02 - In a medium bowl, whisk together the flour, baking powder, baking soda, and salt. Set aside.
03 - In a large bowl, beat the softened butter and granulated sugar until light and fluffy, approximately 2 to 3 minutes.
04 - Incorporate eggs one at a time, mixing thoroughly after each addition. Stir in vanilla extract and lemon zest.
05 - Add half of the flour mixture into the wet ingredients, then pour in lemon juice and milk. Mix in the remaining flour mixture just until combined.
06 - Toss blueberries with 1 tablespoon of flour to prevent sinking, then gently fold them into the batter.
07 - Transfer the batter to the prepared pan, smoothing the surface. Bake for 30 to 35 minutes or until a toothpick inserted into the center is clean.
08 - Allow the cake to cool in the pan for 10 minutes, then remove it onto a cooling rack to cool completely.

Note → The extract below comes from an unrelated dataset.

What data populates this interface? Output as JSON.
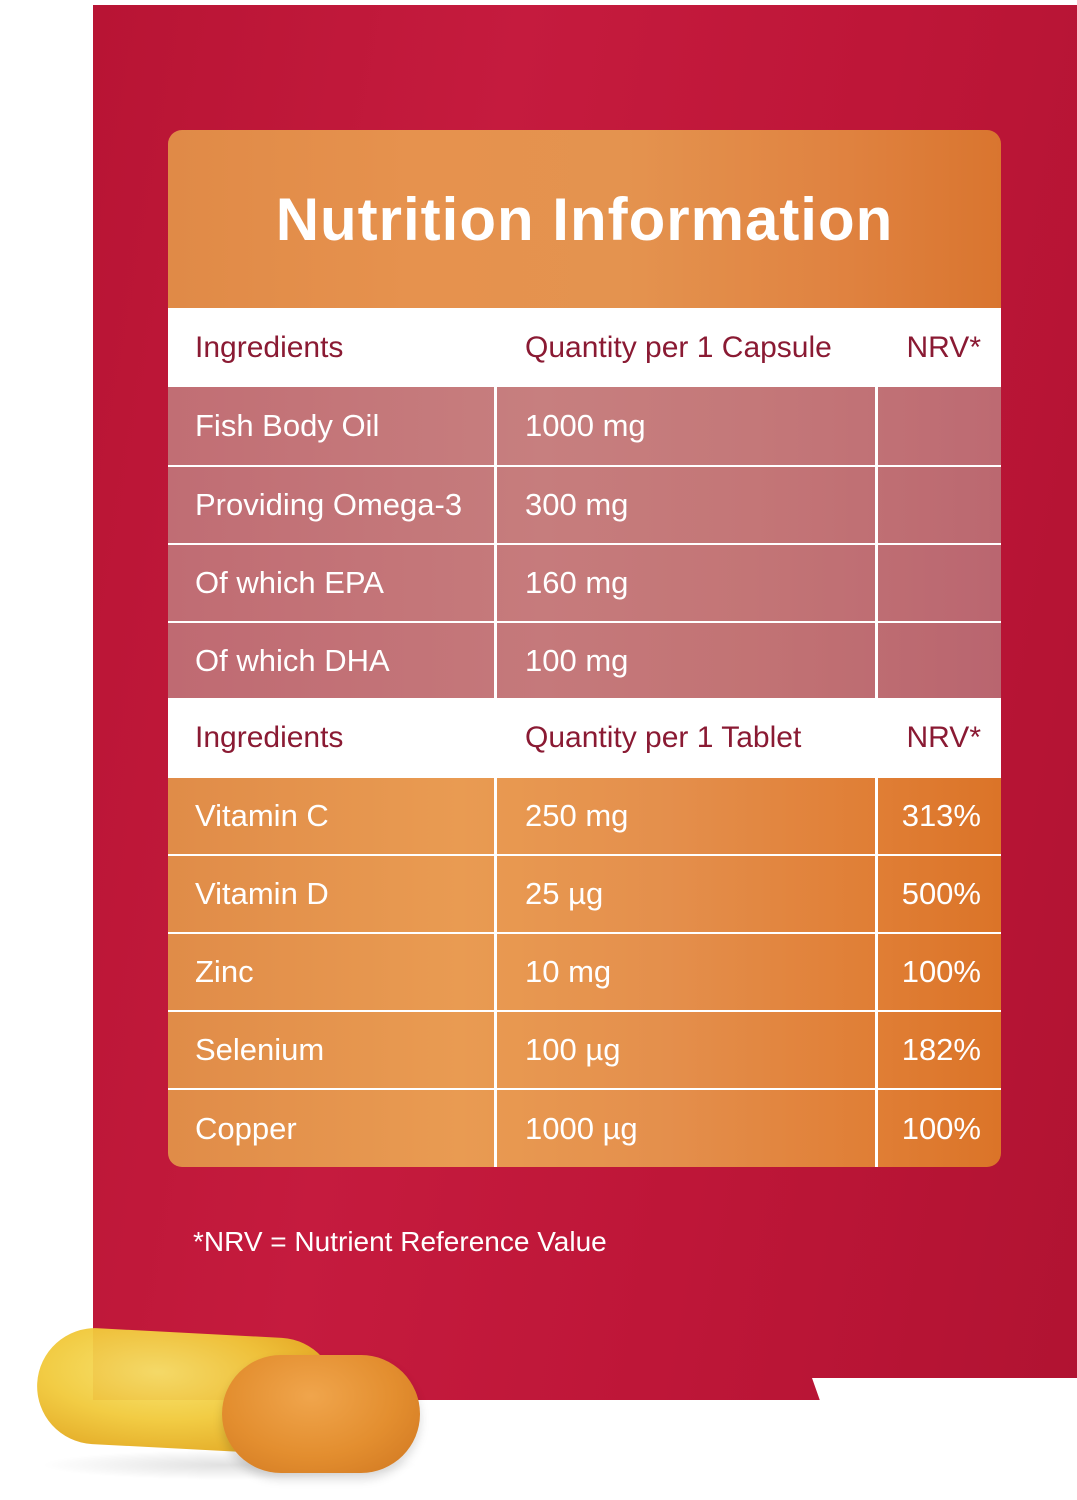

09 - Beat cream cheese and softened butter together until smooth. Gradually add powdered sugar, lemon juice, lemon zest, vanilla extract, and salt. Continue beating until light and fluffy.
10 - Once fully cooled, spread the lemon cream cheese frosting evenly over the top and sides. Optionally garnish with additional blueberries and lemon zest.